Legislators “don’t know, much less the citizens, really where it went,” Moises Alcalde, a member of the conservative National Action Party, said in an interview with the newspaper Reforma.
Such cavalier accounting of this precious resource underscores the blessing and the curse that oil riches have bestowed on Mexico. The country nationalized its oil industry in 1938 after decades of control by foreign oil companies. The discovery of a leviathan field called Cantarell in the 1970s turned Mexico into one of the world’s petroleum powers and produced a gusher of wealth that leaders vowed to use for the country’s development.

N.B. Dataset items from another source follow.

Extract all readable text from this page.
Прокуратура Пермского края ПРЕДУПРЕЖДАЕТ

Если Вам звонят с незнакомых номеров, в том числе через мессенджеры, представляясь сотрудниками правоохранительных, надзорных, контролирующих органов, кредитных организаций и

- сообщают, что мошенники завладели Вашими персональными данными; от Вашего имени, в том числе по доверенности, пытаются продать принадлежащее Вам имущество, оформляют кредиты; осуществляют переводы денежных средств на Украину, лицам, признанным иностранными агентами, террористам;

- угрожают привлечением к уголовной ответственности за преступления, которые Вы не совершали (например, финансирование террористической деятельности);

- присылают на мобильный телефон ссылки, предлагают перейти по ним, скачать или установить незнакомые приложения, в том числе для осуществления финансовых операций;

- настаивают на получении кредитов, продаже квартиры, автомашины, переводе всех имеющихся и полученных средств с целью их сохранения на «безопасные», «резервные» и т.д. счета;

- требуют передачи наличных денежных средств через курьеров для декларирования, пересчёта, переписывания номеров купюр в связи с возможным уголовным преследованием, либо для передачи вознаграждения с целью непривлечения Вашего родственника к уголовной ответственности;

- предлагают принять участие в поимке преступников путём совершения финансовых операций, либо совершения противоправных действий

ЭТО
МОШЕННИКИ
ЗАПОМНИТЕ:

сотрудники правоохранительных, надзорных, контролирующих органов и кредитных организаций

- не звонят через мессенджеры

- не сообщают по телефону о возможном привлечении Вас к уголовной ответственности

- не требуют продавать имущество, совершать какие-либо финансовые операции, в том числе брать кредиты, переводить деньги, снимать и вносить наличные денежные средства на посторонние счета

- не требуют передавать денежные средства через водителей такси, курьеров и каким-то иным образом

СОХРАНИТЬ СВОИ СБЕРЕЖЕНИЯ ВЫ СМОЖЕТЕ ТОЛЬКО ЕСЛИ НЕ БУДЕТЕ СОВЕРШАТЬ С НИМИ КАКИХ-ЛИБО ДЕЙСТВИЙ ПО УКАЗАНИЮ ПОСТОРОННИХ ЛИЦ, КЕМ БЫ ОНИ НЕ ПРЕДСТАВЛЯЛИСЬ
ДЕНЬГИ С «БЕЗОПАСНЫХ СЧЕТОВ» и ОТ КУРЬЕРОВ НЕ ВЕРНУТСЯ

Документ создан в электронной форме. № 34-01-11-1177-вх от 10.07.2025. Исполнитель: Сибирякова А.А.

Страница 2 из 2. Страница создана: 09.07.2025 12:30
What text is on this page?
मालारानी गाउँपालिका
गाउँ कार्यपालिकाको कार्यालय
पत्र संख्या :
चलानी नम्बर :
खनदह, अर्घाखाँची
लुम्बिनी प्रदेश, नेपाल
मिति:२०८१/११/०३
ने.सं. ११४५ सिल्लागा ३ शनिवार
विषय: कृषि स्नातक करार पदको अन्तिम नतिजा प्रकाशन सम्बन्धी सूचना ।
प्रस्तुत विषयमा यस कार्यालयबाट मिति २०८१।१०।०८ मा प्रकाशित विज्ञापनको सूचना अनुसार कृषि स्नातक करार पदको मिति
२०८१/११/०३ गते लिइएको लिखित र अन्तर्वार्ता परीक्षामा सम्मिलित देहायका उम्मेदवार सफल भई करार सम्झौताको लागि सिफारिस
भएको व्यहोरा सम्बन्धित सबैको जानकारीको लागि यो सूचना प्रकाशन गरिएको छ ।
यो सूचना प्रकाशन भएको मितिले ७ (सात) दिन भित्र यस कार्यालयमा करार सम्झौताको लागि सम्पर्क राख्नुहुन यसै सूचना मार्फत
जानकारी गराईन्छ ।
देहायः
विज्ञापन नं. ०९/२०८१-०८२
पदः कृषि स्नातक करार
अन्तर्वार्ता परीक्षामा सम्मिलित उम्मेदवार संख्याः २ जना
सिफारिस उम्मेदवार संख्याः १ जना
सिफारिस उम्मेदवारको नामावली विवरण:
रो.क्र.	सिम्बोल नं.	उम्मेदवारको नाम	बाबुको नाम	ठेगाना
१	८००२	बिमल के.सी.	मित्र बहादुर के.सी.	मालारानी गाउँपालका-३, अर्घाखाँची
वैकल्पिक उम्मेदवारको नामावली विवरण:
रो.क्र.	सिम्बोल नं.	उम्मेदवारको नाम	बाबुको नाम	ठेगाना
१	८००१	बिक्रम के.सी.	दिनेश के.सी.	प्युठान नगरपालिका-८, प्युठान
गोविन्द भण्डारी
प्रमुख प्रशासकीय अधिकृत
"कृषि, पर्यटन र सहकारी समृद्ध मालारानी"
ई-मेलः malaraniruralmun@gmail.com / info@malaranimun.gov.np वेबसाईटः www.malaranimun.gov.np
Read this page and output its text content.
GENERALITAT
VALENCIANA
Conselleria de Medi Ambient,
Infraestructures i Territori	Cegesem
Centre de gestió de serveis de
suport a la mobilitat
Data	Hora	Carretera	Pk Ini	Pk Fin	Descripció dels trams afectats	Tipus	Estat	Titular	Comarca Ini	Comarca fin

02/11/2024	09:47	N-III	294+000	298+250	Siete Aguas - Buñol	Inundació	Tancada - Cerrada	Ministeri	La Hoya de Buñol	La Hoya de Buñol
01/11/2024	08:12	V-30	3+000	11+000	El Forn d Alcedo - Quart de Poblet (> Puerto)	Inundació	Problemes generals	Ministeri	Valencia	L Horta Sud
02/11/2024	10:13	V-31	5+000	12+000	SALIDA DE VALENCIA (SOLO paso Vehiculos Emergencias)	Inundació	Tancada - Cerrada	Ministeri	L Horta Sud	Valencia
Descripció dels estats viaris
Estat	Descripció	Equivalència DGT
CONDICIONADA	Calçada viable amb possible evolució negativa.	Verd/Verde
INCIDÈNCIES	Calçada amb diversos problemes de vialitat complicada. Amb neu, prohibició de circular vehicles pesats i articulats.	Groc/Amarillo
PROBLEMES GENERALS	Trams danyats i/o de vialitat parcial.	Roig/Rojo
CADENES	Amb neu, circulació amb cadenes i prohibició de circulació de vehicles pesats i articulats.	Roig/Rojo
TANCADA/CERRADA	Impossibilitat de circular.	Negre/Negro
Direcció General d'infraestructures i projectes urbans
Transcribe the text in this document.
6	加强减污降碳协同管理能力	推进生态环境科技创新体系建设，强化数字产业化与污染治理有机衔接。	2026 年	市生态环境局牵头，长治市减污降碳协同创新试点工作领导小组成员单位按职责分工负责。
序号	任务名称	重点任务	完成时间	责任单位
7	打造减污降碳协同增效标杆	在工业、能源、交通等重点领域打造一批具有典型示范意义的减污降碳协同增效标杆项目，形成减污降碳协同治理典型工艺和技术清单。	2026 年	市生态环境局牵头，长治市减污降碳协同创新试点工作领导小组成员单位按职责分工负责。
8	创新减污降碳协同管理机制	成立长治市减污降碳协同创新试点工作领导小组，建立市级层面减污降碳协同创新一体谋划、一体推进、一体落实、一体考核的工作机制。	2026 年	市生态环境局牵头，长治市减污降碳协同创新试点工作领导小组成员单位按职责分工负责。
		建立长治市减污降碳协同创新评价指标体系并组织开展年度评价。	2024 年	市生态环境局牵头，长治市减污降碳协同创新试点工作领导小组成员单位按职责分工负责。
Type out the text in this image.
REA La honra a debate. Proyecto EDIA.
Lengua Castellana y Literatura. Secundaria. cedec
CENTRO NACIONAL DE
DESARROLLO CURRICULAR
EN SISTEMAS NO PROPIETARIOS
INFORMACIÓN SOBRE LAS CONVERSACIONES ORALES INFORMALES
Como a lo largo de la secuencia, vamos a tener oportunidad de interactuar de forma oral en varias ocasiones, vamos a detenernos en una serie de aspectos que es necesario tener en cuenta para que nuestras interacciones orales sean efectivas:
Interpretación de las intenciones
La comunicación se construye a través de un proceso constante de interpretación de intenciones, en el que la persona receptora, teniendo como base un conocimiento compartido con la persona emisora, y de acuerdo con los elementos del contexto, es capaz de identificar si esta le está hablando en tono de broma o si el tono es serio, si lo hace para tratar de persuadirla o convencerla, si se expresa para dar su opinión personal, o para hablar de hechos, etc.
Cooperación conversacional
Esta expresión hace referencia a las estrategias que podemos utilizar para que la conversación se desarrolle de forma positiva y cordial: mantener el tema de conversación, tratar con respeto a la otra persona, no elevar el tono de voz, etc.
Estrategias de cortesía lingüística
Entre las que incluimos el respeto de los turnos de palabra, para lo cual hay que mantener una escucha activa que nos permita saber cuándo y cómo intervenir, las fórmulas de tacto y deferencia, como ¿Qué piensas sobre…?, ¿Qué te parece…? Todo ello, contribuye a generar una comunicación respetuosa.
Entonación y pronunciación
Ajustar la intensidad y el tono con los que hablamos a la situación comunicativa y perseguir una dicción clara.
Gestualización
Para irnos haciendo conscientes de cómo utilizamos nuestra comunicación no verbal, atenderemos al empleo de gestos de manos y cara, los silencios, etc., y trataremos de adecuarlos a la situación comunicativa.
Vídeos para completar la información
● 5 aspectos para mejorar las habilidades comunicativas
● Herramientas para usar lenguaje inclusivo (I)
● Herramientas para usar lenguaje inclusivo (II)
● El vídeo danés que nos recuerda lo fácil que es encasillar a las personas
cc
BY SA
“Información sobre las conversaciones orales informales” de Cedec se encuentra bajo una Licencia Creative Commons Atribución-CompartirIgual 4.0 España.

But it has also financed plenty of waste and corruption. And it has made citizens and government indifferent to constructing a well-balanced tax system as long as more funds could be squeezed from Petroleos Mexicanos, or Pemex.
Tax evasion in Mexico is rampant. Businesses and consumers have beaten back most government attempts to get them to contribute more. It’s a big reason the nation is chronically short of funds for roads, police officers and schools. Mexico’s 2005 nonoil tax receipts equaled about 9.7% of its gross domestic product, according to government figures. That’s a collection rate lower than that of Bangladesh.
Mexico finds itself dangerously reliant on a volatile commodity to fund such diverse purchases as army boots and X-ray machines. In the first 11 months of 2006, the government siphoned $53 billion, or 73%, of Pemex’s revenue to pay its bills. This has left little for the company to reinvest in the operation and search out new oil sources.
Production at Mexico’s principal oil field is falling rapidly, with nothing on the horizon to replace it. Output at the aging Cantarell field was down more than 17% through the first 11 months of 2006.
“Oil is a finite resource ... yet the spending has grown tremendously,” said Rocio Moreno, a researcher at the independent Mexico City think tank Fundar. “Mexico’s fiscal situation is very precarious.”
Some officials appear to recognize Mexico’s vulnerability. President Felipe Calderon has vowed to broaden Mexico’s tax base and reduce its reliance on crude. Federal lawmakers last year passed legislation to commit more oil revenue to the stabilization fund and to lighten Pemex’s tax burden to free up more funds for exploration.
Still, when they needed to plug a hole in the 2007 budget, lawmakers returned to the same old well. They rejected a proposal to raise taxes on soda makers after ferocious lobbying from soft-drink bottlers. They opted instead to slash Pemex’s budget and to raid the oil fund to boost spending on infrastructure.
“Mexico is addicted to oil revenue,” said Alfredo Coutino, Latin America economist at Moody’s Economy.com, who said the nation must find other sources of revenue or cut spending if crude production and prices keep falling. “The hangover is coming.”
That’s particularly bad news for Mexico’s states, which don’t want the petroleum party to end. State and local authorities have limited taxing power. Windfall oil revenue has put unexpected billions into their hands in recent years. The law requires that those funds be spent on infrastructure. Much of the bonus has been devoted to paving roads, delivering water and expanding electricity in a nation where millions live without basic services.
But it has funded plenty of baubles and vanity projects as well.
In Chihuahua, Jose Luis Garcia, the state’s commissioner of baseball, said the five new stadiums represented an investment in family values. Sitting in the largely vacant Grand Stadium of Chihuahua while the Dorados lost to their intrastate rivals, the Algodoneros, or Cotton Growers, of Delicias, he said he envisioned a day when the massive ballpark would be routinely packed with cheering families. “We built for the future,” he said.
Dorados fan Fernando Ordonez said he doubted he would see such a spectacle in his lifetime. In the meantime, the septuagenarian said he liked having plenty of room to stretch out.
“This is just like a SUV,” he said with a grin. “A big, expensive one.”